If you do not submit the missing information within 30 working days of the providers reply, you will have to start the procedure again. After canceling the contract, you can sign a contract with another provider. To find out what offers exist on the market, you can contact the different providers to see which offer best suits your needs. You can also use the tariff comparison application on the website of ANACOM, linked above.


More information can be found on the consumer portal.


SET UP : PHONE CONNECTION


If you’re moving into a property that doesn’t have an existing phone line or connection, then you’ll typically need to set one up through MEO. This is regardless of whether you actually end up choosing MEO as your provider, due to their operation of the network.
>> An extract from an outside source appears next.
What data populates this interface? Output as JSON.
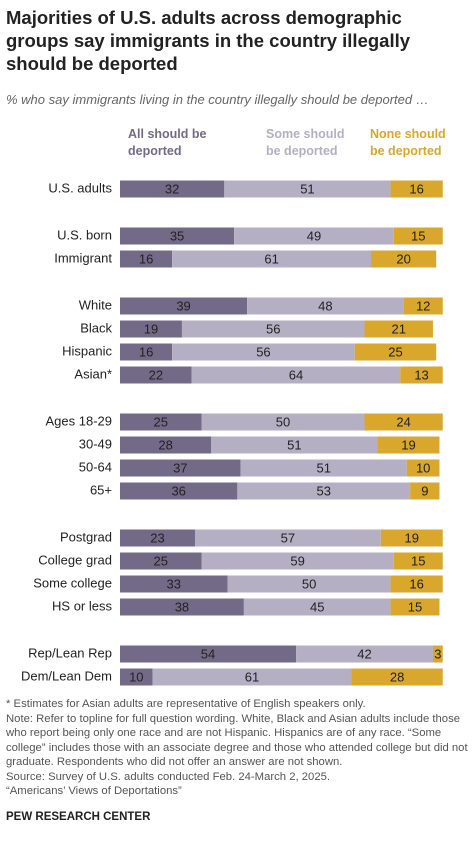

However, remember that if you don’t sign up with MEO, you may still need to pay the line rental.


The sign-up process can take several weeks, depending on your situation and location, so it’s a good idea to get the ball rolling as soon as you can. If your new home already has a functioning phone line, you should be able to transfer the existing account into your name or sign up for a new contract with your chosen provider. As with any contract, be sure to read the small print carefully before signing up to avoid any frustrations later on.


When signing up with a landline provider in Portugal, you’ll likely need to provide the following information:

  • Identification (most likely a Passport)

  • Proof of address

  • NIF (número de identificação fiscal /fiscal number)

  • Bank account details

  • Contact details

It may take a few days to activate your account and you’ll likely be informed when it happens. If you are moving within Portugal, then your provider might let you move your existing contract to your new address. Depending on the move, you may even be able to keep your phone number. However, again, be aware that this may take longer than you expect; so start the process ahead of time to avoid any unforeseen surprises.



SET UP : INTERNET CONNECTION

Portugal has a good internet network, with fiber readily available across most of the country. If your home is not connected to the fiber network – or your provider of choice does not offer fiber – there are alternatives. These include ADSL connections and satellite internet, which can be particularly helpful in more rural areas.


Be aware that your choice of both provider and connectivity will largely depend on your location. Some providers let you search for local availability on their websites.

Keep in mind that in more rural areas, you may need to visit your nearest provider outlet to check the availability of the network. Once you have chosen a provider, settled on a tariff, and added any extras (such as a TV subscription), it’s time to get connected!


While this is relatively straightforward, the process will largely depend on your particular circumstances. For example, if you’ve signed up with your home’s previous provider or a mobile internet tariff, you may only need to plug in your router to get online. But, if you’re setting up a brand new installation or waiting for a new phone line, this could take a few weeks. Therefore, it’s important to contact your new provider ahead of time and check your options. After all, you don’t want to be left offline after moving in.